"We have faith in our capabilities. We know that we can turn sanctions into opportunities," head of the Society of Iranian Petroleum Industries Equipment Manufacturers Reza Khayyamian told ISNA.
"We told President (Hassan Rouhani) not to raise the issue of Total's withdrawal from Iranian market so much and asked him to have more faith in domestic capabilities," he said.
SP Phase 11 is a gas development project aimed at supplying gas for domestic consumption.
The project will have a production capacity of two billion cubic feet per day, equivalent to 400,000 barrels of oil per day, including condensate, Total has said.
Reuters reported in May that the whole reserves of the field, which Iran shares with Qatar, would be worth around $2.9 trillion.
The French company, together with the other partner Petrochina, launched SP Phase 11 project on July 4, 2017 but decided to stop the project after the US President Donald Trump reimposed sanctions on Iran following its withdrawal from the 2015 Iran nuclear deal in May.
China's state-owned energy major CNPC has already announced it is ready to take over Total's stake in the project.
CNPC already holds a 30-percent stake in the field, while Iranian national oil company subsidiary PetroPars holds the remaining 19.9 percent.
Under the terms of the agreement to develop Phase 11 of South Pars, CNPC could take over Total's 50.1 percent stake and become operator of the project.
Khayyamian said Iran can break up the whole project of SP Phase 11 into 100 small projects and then call on small and medium sized European enterprises, who are willing to work in Iran without fear of US punishment, to join the project.
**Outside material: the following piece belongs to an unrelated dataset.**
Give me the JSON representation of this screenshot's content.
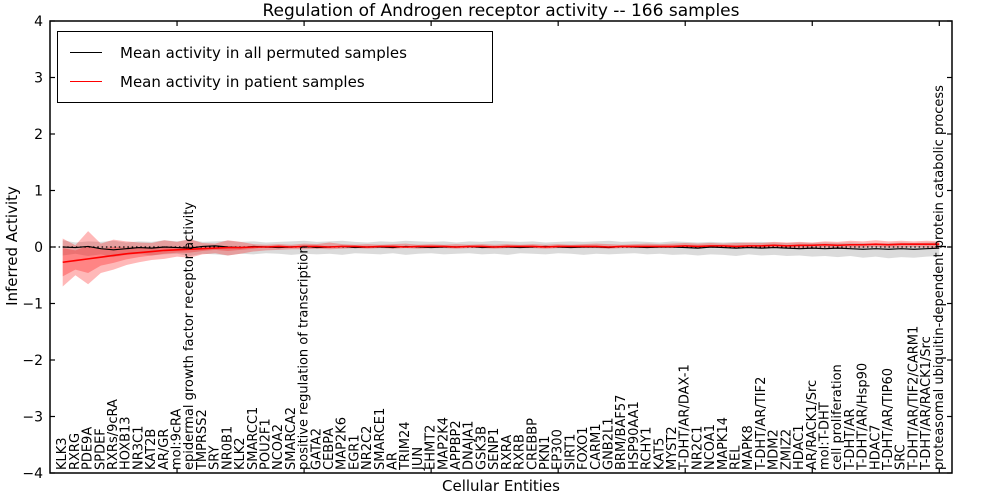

He also regretted that Iran's Oil Ministry has not been able to reimburse domestic companies for their services.
"Our overdue payments need to be cleared so that manufacturers can help (the country) under the current situation (of imposed sanctions)," he added.
Praising the role of Iranian oil equipment manufacturers in the past, he said, "Iran used to buy each kilo of catalysts for $240. But now that we have produced it domestically for $40, the foreign companies have also lowered their prices."